The sky this morning is astonishingly pretty, pastel pink and baby blue – colors I despise except on rare winter mornings when a full moon is setting over the mountains and the cold bare trees are sparkling with a layer snow. I stop swearing as I scrape ice off the car. I pay attention.
Even as a new mom, I loathed traditional pink and blue. But I didn’t clothe my kids in edgy black; I figured there’d be plenty of time later for them to embrace goth sophistication and ink and piercings (and right I was, but that’s a story for another day). Little kids need to live life in full color.
Adults need that, too.
A college friend’s elegant mother always dressed in shades of taupe and beige. She seemed so effortlessly chic and put-together that I mimicked her for a while – and consequently disappeared into the woodwork.
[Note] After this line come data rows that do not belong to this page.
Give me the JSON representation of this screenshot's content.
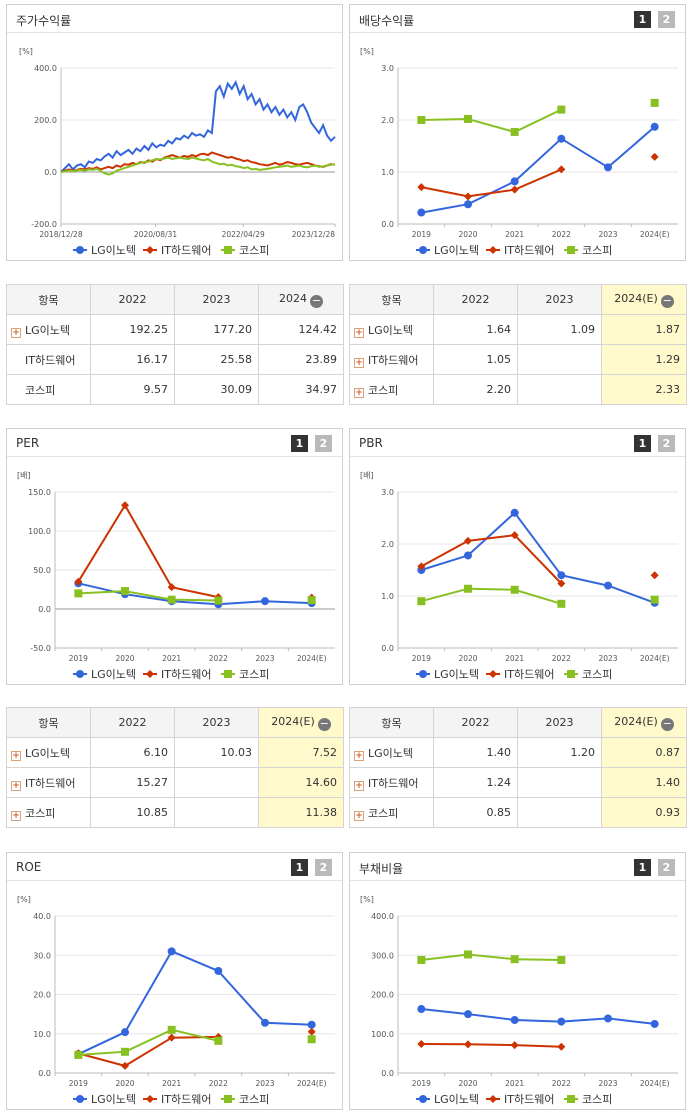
{
  "legend": [
    "LG이노텍",
    "IT하드웨어",
    "코스피"
  ],
  "colors": {
    "blue": "#3366dd",
    "red": "#cc3300",
    "green": "#88c022"
  },
  "charts": {
    "stock": {
      "title": "주가수익률",
      "unit": "[%]",
      "chart_data": {
        "type": "line",
        "ylim": [
          -200,
          400
        ],
        "yticks": [
          "400.0",
          "200.0",
          "0.0",
          "-200.0"
        ],
        "yticks_values": [
          400,
          200,
          0,
          -200
        ],
        "xticks": [
          "2018/12/28",
          "2020/08/31",
          "2022/04/29",
          "2023/12/28"
        ],
        "n_points": 70,
        "series": [
          {
            "name": "LG이노텍",
            "values": [
              0,
              15,
              30,
              10,
              25,
              30,
              18,
              40,
              35,
              50,
              45,
              60,
              70,
              55,
              80,
              65,
              75,
              85,
              70,
              90,
              80,
              100,
              85,
              110,
              95,
              105,
              100,
              120,
              110,
              130,
              125,
              140,
              130,
              150,
              140,
              145,
              135,
              160,
              150,
              310,
              330,
              290,
              340,
              320,
              345,
              300,
              330,
              280,
              300,
              260,
              280,
              240,
              260,
              230,
              250,
              220,
              240,
              210,
              230,
              200,
              250,
              260,
              230,
              190,
              170,
              150,
              180,
              140,
              120,
              135
            ]
          },
          {
            "name": "IT하드웨어",
            "values": [
              0,
              5,
              10,
              5,
              8,
              12,
              10,
              15,
              12,
              18,
              10,
              15,
              20,
              15,
              25,
              20,
              30,
              28,
              35,
              30,
              38,
              35,
              45,
              40,
              50,
              45,
              55,
              60,
              65,
              60,
              55,
              62,
              58,
              65,
              60,
              68,
              70,
              65,
              75,
              70,
              65,
              60,
              55,
              58,
              52,
              48,
              42,
              45,
              38,
              35,
              30,
              28,
              25,
              30,
              35,
              28,
              32,
              38,
              35,
              30,
              28,
              32,
              35,
              30,
              25,
              22,
              20,
              25,
              30,
              28
            ]
          },
          {
            "name": "코스피",
            "values": [
              0,
              2,
              5,
              3,
              6,
              8,
              5,
              10,
              8,
              12,
              5,
              -5,
              -10,
              -5,
              5,
              10,
              15,
              20,
              25,
              30,
              35,
              38,
              40,
              45,
              50,
              48,
              52,
              55,
              50,
              53,
              55,
              52,
              50,
              55,
              52,
              48,
              45,
              50,
              40,
              35,
              30,
              32,
              25,
              28,
              22,
              20,
              15,
              18,
              10,
              12,
              8,
              10,
              12,
              15,
              18,
              20,
              22,
              25,
              20,
              22,
              25,
              20,
              18,
              22,
              25,
              20,
              22,
              25,
              28,
              30
            ]
          }
        ]
      }
    },
    "dividend": {
      "title": "배당수익률",
      "unit": "[%]",
      "chart_data": {
        "type": "line",
        "ylim": [
          0,
          3
        ],
        "yticks": [
          "3.0",
          "2.0",
          "1.0",
          "0.0"
        ],
        "yticks_values": [
          3,
          2,
          1,
          0
        ],
        "categories": [
          "2019",
          "2020",
          "2021",
          "2022",
          "2023",
          "2024(E)"
        ],
        "series": [
          {
            "name": "LG이노텍",
            "values": [
              0.22,
              0.38,
              0.82,
              1.64,
              1.09,
              1.87
            ]
          },
          {
            "name": "IT하드웨어",
            "values": [
              0.71,
              0.53,
              0.66,
              1.05,
              null,
              1.29
            ]
          },
          {
            "name": "코스피",
            "values": [
              2.0,
              2.02,
              1.77,
              2.2,
              null,
              2.33
            ]
          }
        ]
      }
    },
    "per": {
      "title": "PER",
      "unit": "[배]",
      "chart_data": {
        "type": "line",
        "ylim": [
          -50,
          150
        ],
        "yticks": [
          "150.0",
          "100.0",
          "50.0",
          "0.0",
          "-50.0"
        ],
        "yticks_values": [
          150,
          100,
          50,
          0,
          -50
        ],
        "categories": [
          "2019",
          "2020",
          "2021",
          "2022",
          "2023",
          "2024(E)"
        ],
        "series": [
          {
            "name": "LG이노텍",
            "values": [
              33,
              19,
              10,
              6.1,
              10.03,
              7.52
            ]
          },
          {
            "name": "IT하드웨어",
            "values": [
              35,
              133,
              28,
              15.27,
              null,
              14.6
            ]
          },
          {
            "name": "코스피",
            "values": [
              20,
              23,
              12,
              10.85,
              null,
              11.38
            ]
          }
        ]
      }
    },
    "pbr": {
      "title": "PBR",
      "unit": "[배]",
      "chart_data": {
        "type": "line",
        "ylim": [
          0,
          3
        ],
        "yticks": [
          "3.0",
          "2.0",
          "1.0",
          "0.0"
        ],
        "yticks_values": [
          3,
          2,
          1,
          0
        ],
        "categories": [
          "2019",
          "2020",
          "2021",
          "2022",
          "2023",
          "2024(E)"
        ],
        "series": [
          {
            "name": "LG이노텍",
            "values": [
              1.5,
              1.78,
              2.6,
              1.4,
              1.2,
              0.87
            ]
          },
          {
            "name": "IT하드웨어",
            "values": [
              1.57,
              2.06,
              2.17,
              1.24,
              null,
              1.4
            ]
          },
          {
            "name": "코스피",
            "values": [
              0.9,
              1.14,
              1.12,
              0.85,
              null,
              0.93
            ]
          }
        ]
      }
    },
    "roe": {
      "title": "ROE",
      "unit": "[%]",
      "chart_data": {
        "type": "line",
        "ylim": [
          0,
          40
        ],
        "yticks": [
          "40.0",
          "30.0",
          "20.0",
          "10.0",
          "0.0"
        ],
        "yticks_values": [
          40,
          30,
          20,
          10,
          0
        ],
        "categories": [
          "2019",
          "2020",
          "2021",
          "2022",
          "2023",
          "2024(E)"
        ],
        "series": [
          {
            "name": "LG이노텍",
            "values": [
              4.8,
              10.4,
              31,
              26,
              12.8,
              12.3
            ]
          },
          {
            "name": "IT하드웨어",
            "values": [
              5,
              1.8,
              9,
              9.2,
              null,
              10.5
            ]
          },
          {
            "name": "코스피",
            "values": [
              4.6,
              5.4,
              11,
              8.2,
              null,
              8.6
            ]
          }
        ]
      }
    },
    "debt": {
      "title": "부채비율",
      "unit": "[%]",
      "chart_data": {
        "type": "line",
        "ylim": [
          0,
          400
        ],
        "yticks": [
          "400.0",
          "300.0",
          "200.0",
          "100.0",
          "0.0"
        ],
        "yticks_values": [
          400,
          300,
          200,
          100,
          0
        ],
        "categories": [
          "2019",
          "2020",
          "2021",
          "2022",
          "2023",
          "2024(E)"
        ],
        "series": [
          {
            "name": "LG이노텍",
            "values": [
              163,
              150,
              135,
              131,
              139,
              125
            ]
          },
          {
            "name": "IT하드웨어",
            "values": [
              74,
              73,
              71,
              67,
              null,
              null
            ]
          },
          {
            "name": "코스피",
            "values": [
              288,
              302,
              290,
              288,
              null,
              null
            ]
          }
        ]
      }
    }
  },
  "tables": {
    "stock": {
      "headers": [
        "항목",
        "2022",
        "2023",
        "2024"
      ],
      "rows": [
        {
          "name": "LG이노텍",
          "vals": [
            "192.25",
            "177.20",
            "124.42"
          ]
        },
        {
          "name": "IT하드웨어",
          "vals": [
            "16.17",
            "25.58",
            "23.89"
          ]
        },
        {
          "name": "코스피",
          "vals": [
            "9.57",
            "30.09",
            "34.97"
          ]
        }
      ]
    },
    "dividend": {
      "headers": [
        "항목",
        "2022",
        "2023",
        "2024(E)"
      ],
      "rows": [
        {
          "name": "LG이노텍",
          "vals": [
            "1.64",
            "1.09",
            "1.87"
          ]
        },
        {
          "name": "IT하드웨어",
          "vals": [
            "1.05",
            "",
            "1.29"
          ]
        },
        {
          "name": "코스피",
          "vals": [
            "2.20",
            "",
            "2.33"
          ]
        }
      ]
    },
    "per": {
      "headers": [
        "항목",
        "2022",
        "2023",
        "2024(E)"
      ],
      "rows": [
        {
          "name": "LG이노텍",
          "vals": [
            "6.10",
            "10.03",
            "7.52"
          ]
        },
        {
          "name": "IT하드웨어",
          "vals": [
            "15.27",
            "",
            "14.60"
          ]
        },
        {
          "name": "코스피",
          "vals": [
            "10.85",
            "",
            "11.38"
          ]
        }
      ]
    },
    "pbr": {
      "headers": [
        "항목",
        "2022",
        "2023",
        "2024(E)"
      ],
      "rows": [
        {
          "name": "LG이노텍",
          "vals": [
            "1.40",
            "1.20",
            "0.87"
          ]
        },
        {
          "name": "IT하드웨어",
          "vals": [
            "1.24",
            "",
            "1.40"
          ]
        },
        {
          "name": "코스피",
          "vals": [
            "0.85",
            "",
            "0.93"
          ]
        }
      ]
    }
  }
}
It was like realizing that my legal name would have been E. Race, had I married my first fiancé. This, when my self-confidence was shaky to begin with. Worse, he threatened to name his children Horace and Otto.
Sometimes, God sends you signs you can’t miss.
Today’s infant sky makes me think of my own babies, now 28 and 24. How did that happen? How many pink and blue mornings have I let slip away, like those little boys?
Then I slap myself around and snap out of it. Maudlin never does much for me, especially in the morning. Nostalgia won’t defrost the damned windshield. Wishin’ ain’t gettin’.
Besides, if I still feel like the woman in this picture, then Sons #1 and #2 are the same as well.
We’re all still as perfect as we once were, more or less. At least when seen through a sentimental pink and blue lens.